By virtue of good management or good luck, Australia had a comfortable ride through the GFC. The latest data shows an economy struggling to transition out of an easy boom. Which means this time the ride will not be so smooth.
The November downgrade of medium term growth figures from 2.5-3.5% p.a to 2-3% p.a by the RBA does not bode well. The current annual rate sits at 2.3% p.a. As the graph clearly shows, GDP has fallen significantly since 2011-12. The RBA expect that growth will remain below trend before picking up thereafter.
Interest rate at all time low
The official cash rate was left at 2.5% p.a in February, unchanged since the RBA lowered the rate in August by 25 basis points; the lowest in the last twenty years. In fact, it is the lowest rate since the RBA was established in 1959.
Housing market has been very responsive to this decrease
Housing loan approvals have inched above $20 billion. Investors and repeat buyer owner-occupiers have secured the majority of these approvals. Accompanying this growth in approvals are increases in home values. RP Data indicates that Australian capital cities annual change in home values was 9.8%, boosted by red-hot Sydney (14.5%) and Perth (9.9%)
Business investment in decline
Business has been less responsive to the interest rate change, leaving the economy with a big unknown for 2014. This is a concern because business investment as a share of nominal GDP has been in decline since 2013.
Goodbye mining investment boom, hello lackluster business investment.
When broken down by industry, declining business investment has occurred in the non-mining industry for a much longer time period; but has been offset by rapid increase in mining investment since 2004. The decline of mining investment will have major ramifications for the Australian economy. A conservative estimate is that the investment cliff will leave a gap of 3% of GDP; it is more likely 5%.

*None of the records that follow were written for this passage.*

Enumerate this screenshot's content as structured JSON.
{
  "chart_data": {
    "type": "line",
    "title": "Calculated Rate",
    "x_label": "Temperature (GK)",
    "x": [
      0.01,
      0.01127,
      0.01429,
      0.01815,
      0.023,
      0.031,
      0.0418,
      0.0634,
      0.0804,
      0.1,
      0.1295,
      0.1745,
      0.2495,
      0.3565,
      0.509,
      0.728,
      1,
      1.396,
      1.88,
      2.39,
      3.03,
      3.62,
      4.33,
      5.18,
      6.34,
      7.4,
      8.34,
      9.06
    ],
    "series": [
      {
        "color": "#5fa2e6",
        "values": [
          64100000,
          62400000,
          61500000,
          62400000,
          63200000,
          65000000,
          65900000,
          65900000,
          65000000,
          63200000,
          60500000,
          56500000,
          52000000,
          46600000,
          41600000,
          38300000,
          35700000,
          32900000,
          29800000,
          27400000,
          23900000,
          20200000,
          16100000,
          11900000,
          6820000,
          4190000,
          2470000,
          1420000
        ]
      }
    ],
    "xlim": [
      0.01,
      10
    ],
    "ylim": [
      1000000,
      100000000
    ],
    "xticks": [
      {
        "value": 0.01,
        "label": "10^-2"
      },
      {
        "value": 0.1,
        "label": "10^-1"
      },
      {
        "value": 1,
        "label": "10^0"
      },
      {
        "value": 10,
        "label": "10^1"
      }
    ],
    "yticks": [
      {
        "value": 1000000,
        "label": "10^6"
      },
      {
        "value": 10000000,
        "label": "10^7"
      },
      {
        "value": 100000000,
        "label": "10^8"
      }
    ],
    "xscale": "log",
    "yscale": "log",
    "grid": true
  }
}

Retailers can breathe a sigh of relief
The latest Chep index shows retail sales 4.2% higher in Dec 2013 compared with Dec 2012. On a quarterly basis the index was 4% higher in Dec 2013 compared with Dec 2012. This is the strongest sales growth since early 2010 and finally indicates consumers responding to the low interest rate environment.
Souring consumer sentiment
Despite increases in sales, the consumer confidence index produced by Westpac Melbourne Institute decreased to 103.3 in Jan 2014, down from 105.0 in Dec 2013. This is the lowest level the index has been since July 2013, but remains above the long-term average.
Businesses cautiously optimistic
This graph produced by Dun and Blackstreet, clearly shows an upswing in expectations about sales, employment, selling prices, profits and capital investment for the first quarter of 2014. Perhaps the most important indicator is that 18% of businesses predict that they are planning to access new finance during Q1 to grow their operations: the highest response since Q4 2011.
Debt will grow
Australian government net debt as a percentage of nominal GDP for 2012-13 is sitting comfortably at 10%. If combined with the non-financial public sector this increases to 30%. Debt is expected to ‘blowout’ since Treasurer Hockey’s Mid Year Economic and Fiscal Outlook showed government debt set to increase by $17 billion beyond previously expected.
No sign for alarm
Compare Australia’s debt to the US (left) or any country in Europe and all looks well.
What is of concern however is that the combined tax revenue of Australia’s state and federal government fell to just 26.5% of GDP in 2011. Which, the OECD says, is the lowest level in two decades.
More unemployed, less participating
The highest rate of unemployment in 10 years was reached in January, sitting at 6.0%. This was accompanied by a further decrease in the participation rate, from 64.6% in Dec to 64.5%. While these decreases are helping to keep unemployment in check it is not expected to stay submerged for long. Current forecasts have the rate climbing to a sustained rate of 6.25%.
Decreasing job vacancies and advertisements not encouraging
The graph clearly shows a trend decline in vacancies and advertisements since 2010. This confirms consumer’s expectations that unemployment will continue to rise in 2014. The Westpac Unemployment Expectations Index increased from 152.4 in Jan to 155.9 in February, a percentage change of 2.3% or a year on year increase of 7.5%.
The key to the economic future of Australia now rests with the expansion of exports. This will only occur with a significant decrease in the exchange rate. Gone are the extreme highs of mid 2012-13, where the $AUD breached parity. It has been fluctuating around 0.89c. Further decreases will be beneficial to exporting industries.
Monetary policy has rejuvenated the housing market and green shoots of recovery in the retail sector have been seen recently. However this does not calm growing fears over a lack of business investment and rising unemployment levels. As other developed countries are expected to kick out of the GFC black hole in 2014, Australia may be about to enter into it. There is no time for resting on laurels. Much needs to be done.